Baca Juga: Perpres harga listrik EBT menanti tanda tangan Presiden Joko Widodo
Sebelumnya, Kepala Biro Komunikasi, Layanan Informasi Publik dan Kerja Sama (KLIK) Kementerian ESDM Agung Pribadi bilang target perolehan investasi sektor EBTKE mulai tahun 2020 ditargetkan mencapai US$ 2 miliar. Kemudian bakal naik di tahun 2021 menjadi sebesar US$ 4 miliar.
Dilanjutkan pada tahun 2022 sebanyak US$ 5 miliar. Dan kemudian untuk tahun 2023 ditargetkan mencapai US$ 4 miliar. Sedangkan untuk tahun 2024, investasi di sektor ini kembali naik hingga mencapai US$ 5 miliar.
Agung bilang, saat ini pemerintah berkomitmen meningkatkan penambahan kapasitas pembangkit EBT hingga 9.051 megawatt (MW) dalam lima tahun.

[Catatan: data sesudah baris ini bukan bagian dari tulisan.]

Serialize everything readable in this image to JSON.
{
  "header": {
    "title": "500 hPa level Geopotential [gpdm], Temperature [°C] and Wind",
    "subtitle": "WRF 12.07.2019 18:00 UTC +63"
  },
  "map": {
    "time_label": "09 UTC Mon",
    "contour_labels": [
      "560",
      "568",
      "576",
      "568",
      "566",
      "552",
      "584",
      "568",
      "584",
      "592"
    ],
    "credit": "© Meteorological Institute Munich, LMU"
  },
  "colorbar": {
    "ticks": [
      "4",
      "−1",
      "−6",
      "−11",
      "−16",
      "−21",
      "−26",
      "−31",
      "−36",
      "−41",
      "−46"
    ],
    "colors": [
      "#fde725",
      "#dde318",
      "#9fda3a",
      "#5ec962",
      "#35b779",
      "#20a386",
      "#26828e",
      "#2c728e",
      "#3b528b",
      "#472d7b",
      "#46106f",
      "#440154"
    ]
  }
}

Untuk tahap pertama, yakni di tahun ini sebesar 687 MW. Kemudian dinaikkan hingga 1.001 MW pada tahun 2021. Kenaikan kapasitas pembangkit EBT akan mencapai 1.922 MW di tahun 2022 mendatang.

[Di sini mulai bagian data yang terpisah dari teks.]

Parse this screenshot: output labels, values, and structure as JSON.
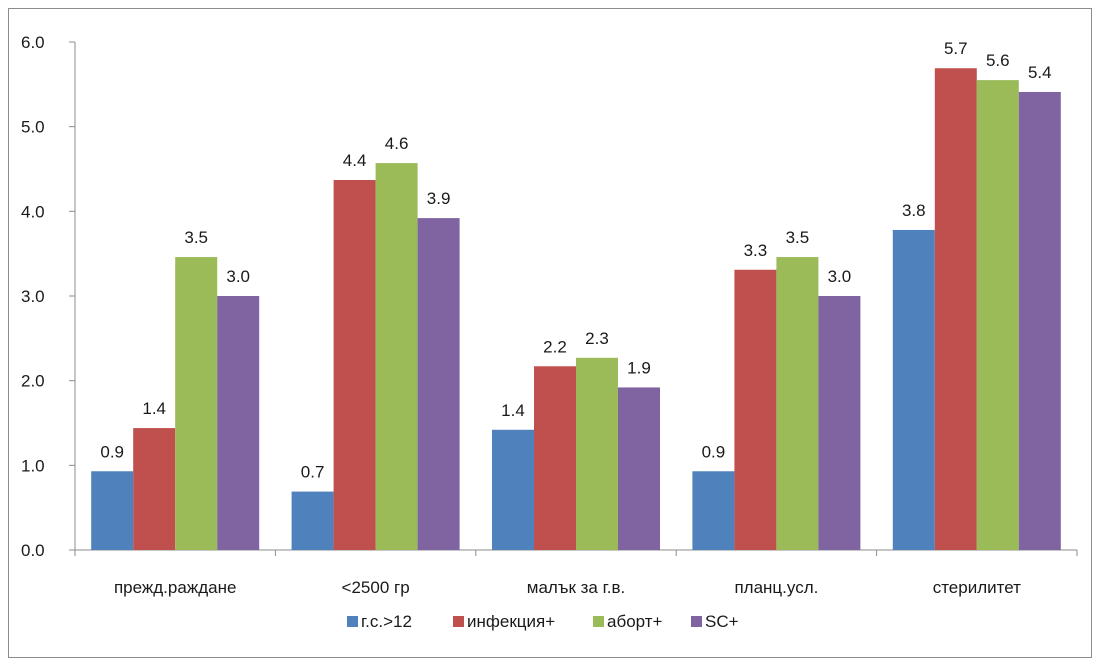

Sementara pada tahun 2023, kenaikan agak melandai karena ditargetkan hanya naik 1.778 MW. Dan gong-nya pada tahun 2024 mendatang, di mana penambahan kapasitas pembangkit EBT mencapai 3.664 MW.
Menurut Agung, dengan target investasi dan penambahan kapasitas pembangkit EBT tersebut, peluang lapangan kerja di sektor energi baru terbarukan akan meningkat.
"Jika target US$ 20 miliar terealisasi, maka akan membuka lapangan kerja baru sekaligus bisa mengakselerasi capaian bauran energi. Kami memperkirakan nilai investasi ini mampu serap tenaga kerja melebihi tahun-tahun sebelumnya," terang Agung dalam keterangan tertulis yang diterima Kontan.co.id.